Dito de outro modo: não há um desejo de carne prêt-à-porter, mas do que a abre, recorta, expõe, anuncia. Há desejo de açougue.

Exemplos: Francis Bacon e o açougue do orientalismo.

O inimigo infiltrado

O tipo do inimigo infiltrado (aparentemente normal, assimilado, e por isso invisível, imperceptível, mas essencialmente estranho, bizarro, outro) atemoriza o tirano que o vislumbra em potência em cada um dos seus aduladores mais próximos.

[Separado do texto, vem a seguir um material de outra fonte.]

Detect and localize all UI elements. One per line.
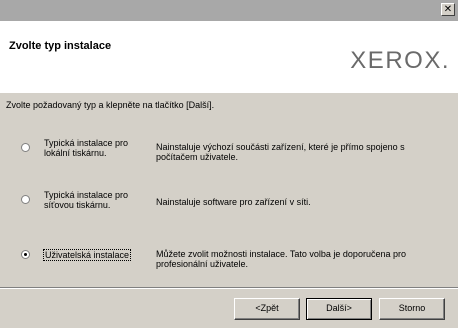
header-divider: [0, 92, 458, 93]
option-description: Můžete zvolit možnosti instalace. Tato v…: [156, 249, 406, 269]
page-title: Zvolte typ instalace: [9, 40, 112, 52]
close-icon: ✕: [443, 4, 453, 15]
option-label[interactable]: Typická instalace pro síťovou tiskárnu.: [44, 190, 144, 210]
close-button[interactable]: ✕: [441, 3, 455, 16]
option-label[interactable]: Typická instalace pro lokální tiskárnu.: [44, 138, 144, 158]
option-description: Nainstaluje software pro zařízení v síti…: [156, 197, 311, 207]
option-label[interactable]: Uživatelská instalace: [43, 249, 132, 261]
cancel-button[interactable]: Storno: [379, 298, 445, 320]
title-bar: ✕: [0, 0, 458, 21]
xerox-logo: XEROX.: [350, 47, 450, 74]
next-button[interactable]: Další>: [306, 298, 372, 320]
radio-custom-install[interactable]: [21, 250, 30, 259]
option-description: Nainstaluje výchozí součásti zařízení, k…: [156, 142, 405, 162]
radio-network-printer[interactable]: [21, 195, 30, 204]
back-button[interactable]: <Zpět: [234, 298, 300, 320]
header-panel: Zvolte typ instalace XEROX.: [0, 21, 458, 93]
installer-window: ✕ Zvolte typ instalace XEROX. Zvolte pož…: [0, 0, 458, 328]
radio-local-printer[interactable]: [21, 143, 30, 152]
instruction-text: Zvolte požadovaný typ a klepněte na tlač…: [6, 100, 215, 110]
footer-divider: [0, 287, 458, 289]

Este tipo é recorrente na desconfiança (espontânea ou induzida) que vige nos mais diversos dispositivos de poder (em relação ao judeu, na Alemanha de antes da Segunda Guerra, ao comunista, durante a Guerra Fria, ou ainda atualmente ao terrorista islâmico nacional, ao nosso “paquistanês”).

Outro exemplo de inimigo inflitradoLane no Egito (na perspectiva de Said*): “O seu poder era ter vivido entre eles como um falante nativo, por assim dizer, e também como um escritor secreto”.

(*) SAID, Edward W.. Orientalismo: O Oriente como invenção do Ocidente. Trad. Rosaura Einchenberg. São Paulo: Companhia das Letras, 2007 [1978]. P. 224.